Flying termite swarmers may be a horrifying sight for a lot of people but they are a basic and normal part of the termite lifecycle. Termites with wings are simply the breeding troops of the termite world that are sent out of their former colonies to mate and set up new colonies elsewhere. They are physically harmless to humans as they almost never bite but they can spell disaster for your home or property if they decide to set up shop there.
What exactly are flying termites and what do they look like?
As with most ant species, termites reproduce by sending young flying female queens and flying males to mate. These termite queens and kings mate – also called Termite Alates – and end up creating new colonies. There are also reports and research done on the asexual reproduction of some female termites via self-cloning.
Nevertheless, both the female and male winged reproductive termites can look rather similar during the termite swarming season which can make it hard for you to determine whether the termites flying into your home are males or females. Statistically, most of them will be males but the risk of a female will also always be significant.
These termite Alates can resemble flying carpenter ants at first glance but do differ from them quite a bit largely because termites are actually a part of the cockroach order Blattodea and are not closely related to ants. There are many great scientific sources that explain the termite hierarchy in detail, if you’re interested, such as this article from the University of Freiburg.

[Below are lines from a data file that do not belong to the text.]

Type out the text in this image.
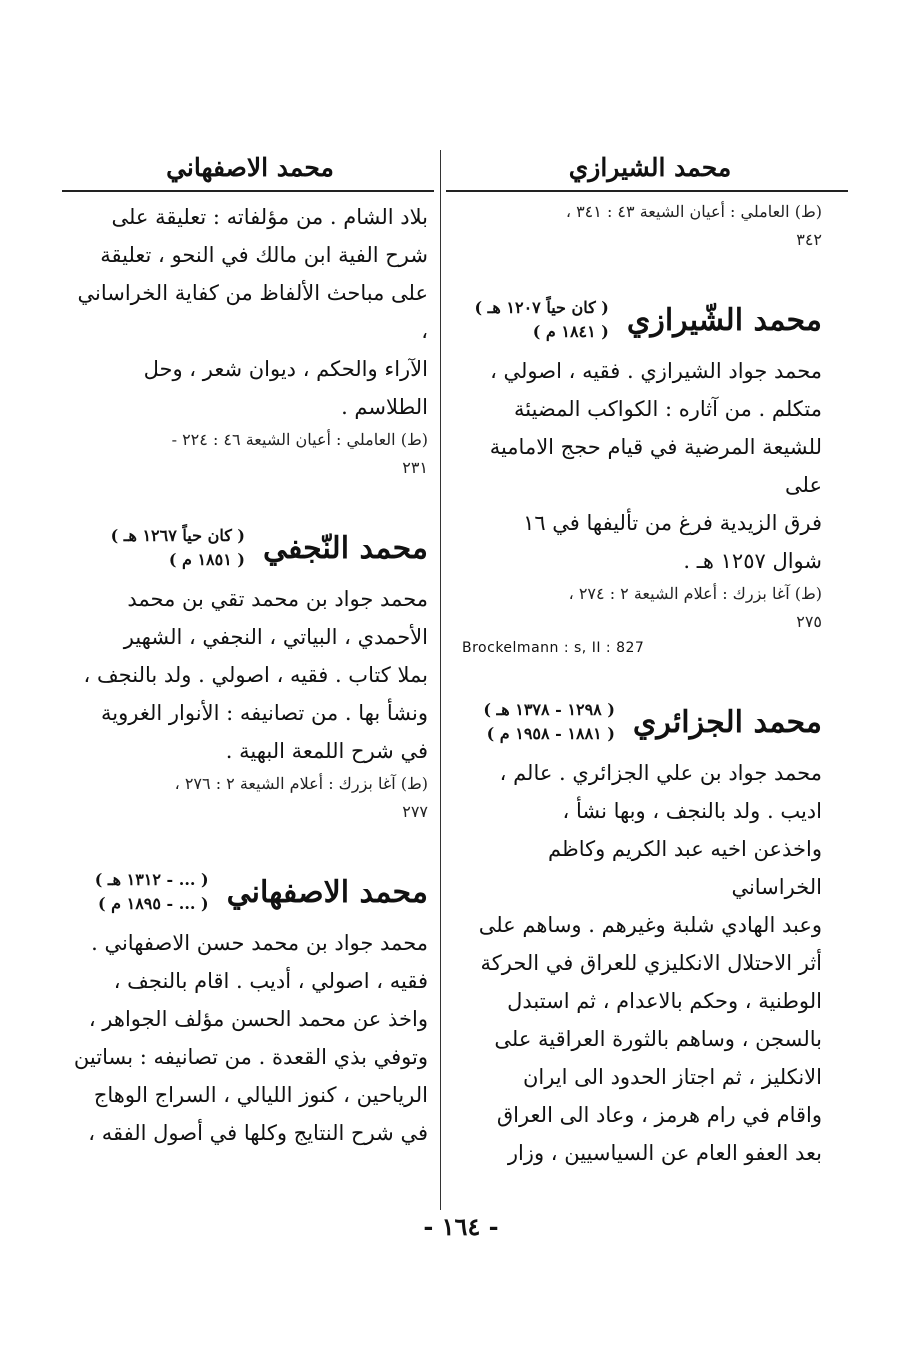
محمد الشيرازي
محمد الاصفهاني

(ط) العاملي : أعيان الشيعة ٤٣ : ٣٤١ ،

٣٤٢

محمد الشّيرازي
( كان حياً ١٢٠٧ هـ )
( ١٨٤١ م )

محمد جواد الشيرازي . فقيه ، اصولي ،

متكلم . من آثاره : الكواكب المضيئة

للشيعة المرضية في قيام حجج الامامية على

فرق الزيدية فرغ من تأليفها في ١٦

شوال ١٢٥٧ هـ .

(ط) آغا بزرك : أعلام الشيعة ٢ : ٢٧٤ ،

٢٧٥

Brockelmann : s, II : 827

محمد الجزائري
( ١٢٩٨ - ١٣٧٨ هـ )
( ١٨٨١ - ١٩٥٨ م )

محمد جواد بن علي الجزائري . عالم ،

اديب . ولد بالنجف ، وبها نشأ ،

واخذعن اخيه عبد الكريم وكاظم الخراساني

وعبد الهادي شلبة وغيرهم . وساهم على

أثر الاحتلال الانكليزي للعراق في الحركة

الوطنية ، وحكم بالاعدام ، ثم استبدل

بالسجن ، وساهم بالثورة العراقية على

الانكليز ، ثم اجتاز الحدود الى ايران

واقام في رام هرمز ، وعاد الى العراق

بعد العفو العام عن السياسيين ، وزار

بلاد الشام . من مؤلفاته : تعليقة على

شرح الفية ابن مالك في النحو ، تعليقة

على مباحث الألفاظ من كفاية الخراساني ،

الآراء والحكم ، ديوان شعر ، وحل

الطلاسم .

(ط) العاملي : أعيان الشيعة ٤٦ : ٢٢٤ -

٢٣١

محمد النّجفي
( كان حياً ١٢٦٧ هـ )
( ١٨٥١ م )

محمد جواد بن محمد تقي بن محمد

الأحمدي ، البياتي ، النجفي ، الشهير

بملا كتاب . فقيه ، اصولي . ولد بالنجف ،

ونشأ بها . من تصانيفه : الأنوار الغروية

في شرح اللمعة البهية .

(ط) آغا بزرك : أعلام الشيعة ٢ : ٢٧٦ ،

٢٧٧

محمد الاصفهاني
( ... - ١٣١٢ هـ )
( ... - ١٨٩٥ م )

محمد جواد بن محمد حسن الاصفهاني .

فقيه ، اصولي ، أديب . اقام بالنجف ،

واخذ عن محمد الحسن مؤلف الجواهر ،

وتوفي بذي القعدة . من تصانيفه : بساتين

الرياحين ، كنوز الليالي ، السراج الوهاج

في شرح النتايج وكلها في أصول الفقه ،

- ١٦٤ -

Unlike flying carpenter ants, swarming termites have uniform bodies that aren’t segmented into three parts. Additionally, where flying carpenter ants’ two sets of wings are of different lengths – the front wings being longer than the hind ones – termite swarmers’ wings are the same length. Additionally, swarmer termites have straight antennae while ants’ antennae are bent at the middle.
Termites are arguably a far greater danger to your home and property than carpenter ants so differentiating between the two is important. Nevertheless, if either species starts flying through your windows, we’d suggest you take immediate action.

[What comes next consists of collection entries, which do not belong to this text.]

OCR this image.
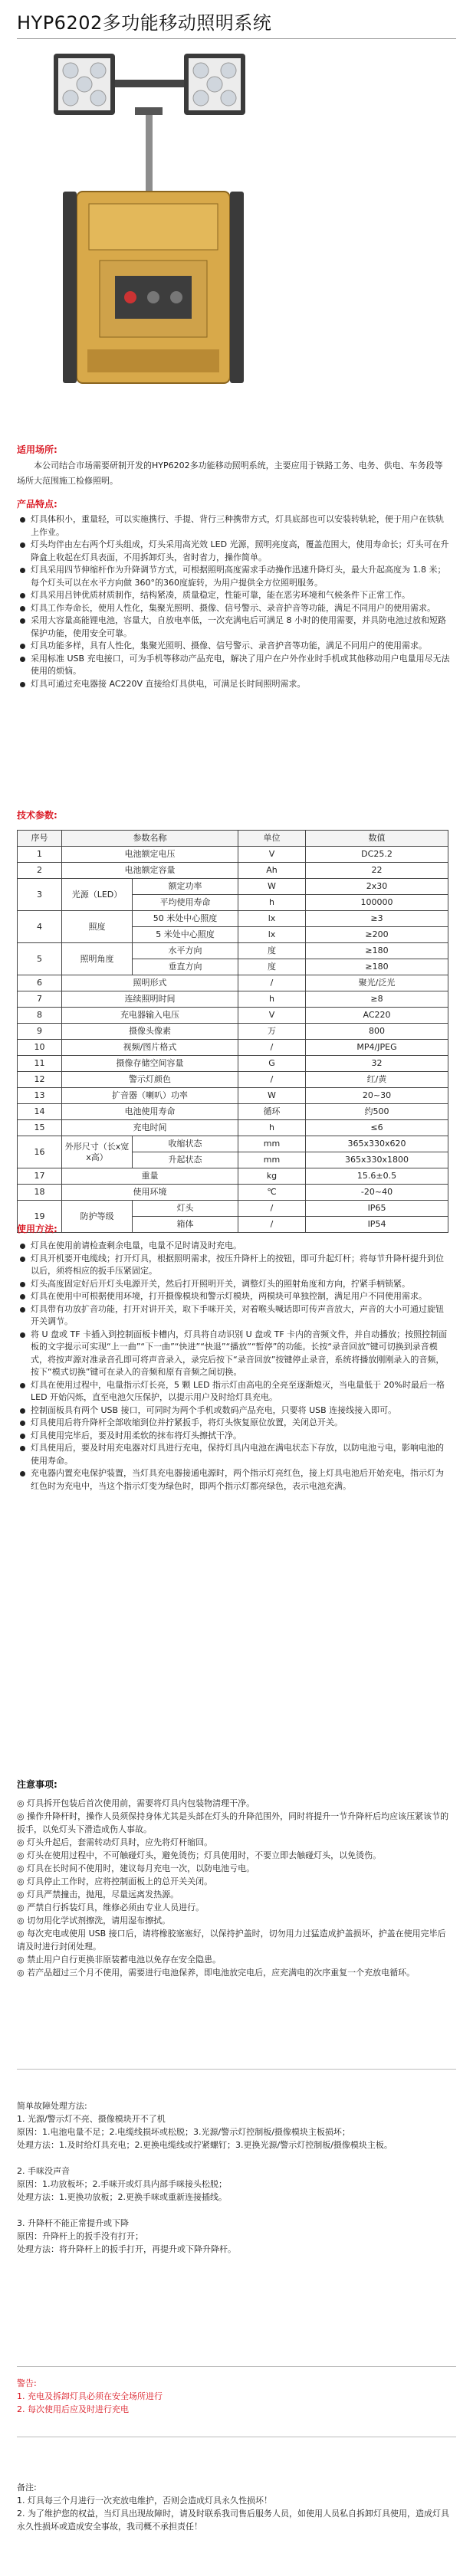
HYP6202多功能移动照明系统
适用场所:
本公司结合市场需要研制开发的HYP6202多功能移动照明系统，主要应用于铁路工务、电务、供电、车务段等场所大范围施工检修照明。
产品特点:
灯具体积小，重量轻，可以实施携行、手提、背行三种携带方式，灯具底部也可以安装转轨轮，便于用户在铁轨上作业。
灯头均伴由左右两个灯头组成，灯头采用高光效 LED 光源，照明亮度高，覆盖范围大，使用寿命长；灯头可在升降盒上收起在灯具表面，不用拆卸灯头，省时省力，操作简单。
灯具采用四节伸缩杆作为升降调节方式，可根据照明高度需求手动操作迅速升降灯头，最大升起高度为 1.8 米；每个灯头可以在水平方向做 360°的360度旋转，为用户提供全方位照明服务。
灯具采用吕钟优质材质制作，结构紧凑，质量稳定，性能可靠，能在恶劣环境和气候条件下正常工作。
灯具工作寿命长，使用人性化，集聚光照明、摄像、信号警示、录音护音等功能，满足不同用户的使用需求。
采用大容量高能锂电池，容量大，自放电率低，一次充满电后可满足 8 小时的使用需要，并具防电池过放和短路保护功能，使用安全可靠。
灯具功能多样，具有人性化，集聚光照明、摄像、信号警示、录音护音等功能，满足不同用户的使用需求。
采用标准 USB 充电接口，可为手机等移动产品充电，解决了用户在户外作业时手机或其他移动用户电量用尽无法使用的烦恼。
灯具可通过充电器接 AC220V 直接给灯具供电，可满足长时间照明需求。
技术参数:
序号	参数名称		单位	数值
1	电池额定电压		V	DC25.2
2	电池额定容量		Ah	22
3	光源（LED）	额定功率	W	2x30
		平均使用寿命	h	100000
4	照度	50 米处中心照度	lx	≥3
		5 米处中心照度	lx	≥200
5	照明角度	水平方向	度	≥180
		垂直方向	度	≥180
6	照明形式		/	聚光/泛光
7	连续照明时间		h	≥8
8	充电器输入电压		V	AC220
9	摄像头像素		万	800
10	视频/图片格式		/	MP4/JPEG
11	摄像存储空间容量		G	32
12	警示灯颜色		/	红/黄
13	扩音器（喇叭）功率		W	20~30
14	电池使用寿命		循环	约500
15	充电时间		h	≤6
16	外形尺寸（长x宽x高）	收缩状态	mm	365x330x620
		升起状态	mm	365x330x1800
17	重量		kg	15.6±0.5
18	使用环境		℃	-20~40
19	防护等级	灯头	/	IP65
		箱体	/	IP54
使用方法:
灯具在使用前请检查剩余电量，电量不足时请及时充电。
灯具开机要开电缆线；打开灯具，根据照明需求，按压升降杆上的按钮，即可升起灯杆；将每节升降杆提升到位以后，须将相应的扳手压紧固定。
灯头高度固定好后开灯头电源开关，然后打开照明开关，调整灯头的照射角度和方向，拧紧手柄锁紧。
灯具在使用中可根据使用环境，打开摄像模块和警示灯模块，两模块可单独控制，满足用户不同使用需求。
灯具带有功放扩音功能，打开对讲开关，取下手咪开关，对着喉头喊话即可传声音放大，声音的大小可通过旋钮开关调节。
将 U 盘或 TF 卡插入到控制面板卡槽内，灯具将自动识别 U 盘或 TF 卡内的音频文件，并自动播放；按照控制面板的文字提示可实现“上一曲”“下一曲”“快进”“快退”“播放”“暂停”的功能。长按“录音回放”键可切换到录音模式，将按声源对准录音孔即可将声音录入，录完后按下“录音回放”按键停止录音，系统将播放刚刚录入的音频，按下“模式切换”键可在录入的音频和原有音频之间切换。
灯具在使用过程中，电量指示灯长亮，5 颗 LED 指示灯由高电的全亮至逐渐熄灭，当电量低于 20%时最后一格 LED 开始闪烁，直至电池欠压保护，以提示用户及时给灯具充电。
控制面板具有两个 USB 接口，可同时为两个手机或数码产品充电，只要将 USB 连接线接入即可。
灯具使用后将升降杆全部收缩到位并拧紧扳手，将灯头恢复原位放置，关闭总开关。
灯具使用完毕后，要及时用柔软的抹布将灯头擦拭干净。
灯具使用后，要及时用充电器对灯具进行充电，保持灯具内电池在满电状态下存放，以防电池亏电，影响电池的使用寿命。
充电器内置充电保护装置，当灯具充电器接通电源时，两个指示灯亮红色，接上灯具电池后开始充电，指示灯为红色时为充电中，当这个指示灯变为绿色时，即两个指示灯都亮绿色，表示电池充满。
注意事项:
◎ 灯具拆开包装后首次使用前，需要将灯具内包装物清理干净。
◎ 操作升降杆时，操作人员须保持身体尤其是头部在灯头的升降范围外，同时将提升一节升降杆后均应该压紧该节的扳手，以免灯头下滑造成伤人事故。
◎ 灯头升起后，套需转动灯具时，应先将灯杆缩回。
◎ 灯头在使用过程中，不可触碰灯头，避免烫伤；灯具使用时，不要立即去触碰灯头，以免烫伤。
◎ 灯具在长时间不使用时，建议每月充电一次，以防电池亏电。
◎ 灯具停止工作时，应将控制面板上的总开关关闭。
◎ 灯具严禁撞击，抛甩，尽量远离发热源。
◎ 严禁自行拆装灯具，维修必须由专业人员进行。
◎ 切勿用化学试剂擦洗，请用湿布擦拭。
◎ 每次充电或使用 USB 接口后，请将橡胶塞塞好，以保持护盖时，切勿用力过猛造成护盖损坏，护盖在使用完毕后请及时进行封闭处理。
◎ 禁止用户自行更换非原装蓄电池以免存在安全隐患。
◎ 若产品超过三个月不使用，需要进行电池保养，即电池放完电后，应充满电的次序重复一个充放电循环。
简单故障处理方法:
1. 光源/警示灯不亮、摄像模块开不了机
原因：1.电池电量不足；2.电缆线损坏或松脱；3.光源/警示灯控制板/摄像模块主板损坏；
处理方法：1.及时给灯具充电；2.更换电缆线或拧紧螺钉；3.更换光源/警示灯控制板/摄像模块主板。
2. 手咪没声音
原因：1.功放板坏；2.手咪开或灯具内部手咪接头松脱；
处理方法：1.更换功放板；2.更换手咪或重新连接插线。
3. 升降杆不能正常提升或下降
原因：升降杆上的扳手没有打开；
处理方法：将升降杆上的扳手打开，再提升或下降升降杆。
警告:
1. 充电及拆卸灯具必须在安全场所进行
2. 每次使用后应及时进行充电
备注:
1. 灯具每三个月进行一次充放电维护，否则会造成灯具永久性损坏！
2. 为了维护您的权益，当灯具出现故障时，请及时联系我司售后服务人员，如使用人员私自拆卸灯具使用，造成灯具永久性损坏或造成安全事故，我司概不承担责任！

Do all termites have wings?
No, termites are crawling insects with no wings. Termite Alates are the only exceptions to this rule. In fact, non-flying termites are quite slow crawlers too but that doesn’t stop their flying brethren to be rather expert flyers.
Why do termites swarm?
Termites swarm during their mating season and they do this both to find and establish new colonies, as well as to help diversify their gene pool. If termites didn’t swarm to reproduce then they would’ve been forced to reproduce only with their nearby colonies which would have seriously hampered their development as a species. Thanks to being able to fly away from their original colonies, however, termites are able to mate with more distant colonies and keep progressing as a species.
When do termites swarm?
Termites make sure to swarm only when the conditions for it are ideal in order to maximize their chances for success. For different termites subgroups this means different times of the year, however. Subterranean termites, for example, swarm in the spring and during the day. Drywood termites, on the other hand, swarm in late summer or early fall, while dampwood termites swarm in the middle of summer.
These differences are due to the fact that they need different conditions to thrive. Nevertheless, there are similarities between the swarm timing of different termites. Almost always, termites swarm after rain and when winds are below 6 mph. All termite species prefer damp soil, including drywood termites, as it helps with the nest-building process.
Why do termites swarm in homes?
There are two main reasons why you might be seeing termites swarming in your home:
- Most probably – and most worryingly – because you already have a termite infestation in your home. Termites typically try to swarm outdoors even when they are nesting indoors, but they don’t always manage to do so. If their exit holes are inside your home, the termite swarmers will also exit their nest inside your home. Such a swarming can last anywhere between a couple of minutes and several hours, depending on how easy it is for the termites to find their way out of the house. Either way, in the best case scenario you’ll be there to witness the event as this is one sign for an existing infestation that you do not want to miss. Also, keep in mind that indoor swarmings can often be a little off-season compared to the standard outdoor termite swarming. That’s because the higher humidity and higher temperature of a typical residential home can fool the termites that it’s time to swarm earlier than it actually is.
- The second and rarer cause for seeing swarming termites indoors is that they’ve gotten in from outside, looking for a place to mate and nest. When this happens their numbers will be smaller than in the previous scenario because it’s highly unlikely for that many termites to enter at the same time. It’s also less of a disaster as it means that your property is not infested yet. However, this scenario also requires immediate action as even one successful pair in your home is enough to lead to a full-blown infestation.
Flying termite swarmers are not terrifying in and of themselves, but they are a surefire sign of an incoming disaster – a new termite colony. Seeing termite swarmers in your house or near your property is very much a cause for alarm and serious preventive measures should be taken to ensure that the problem doesn’t escalate.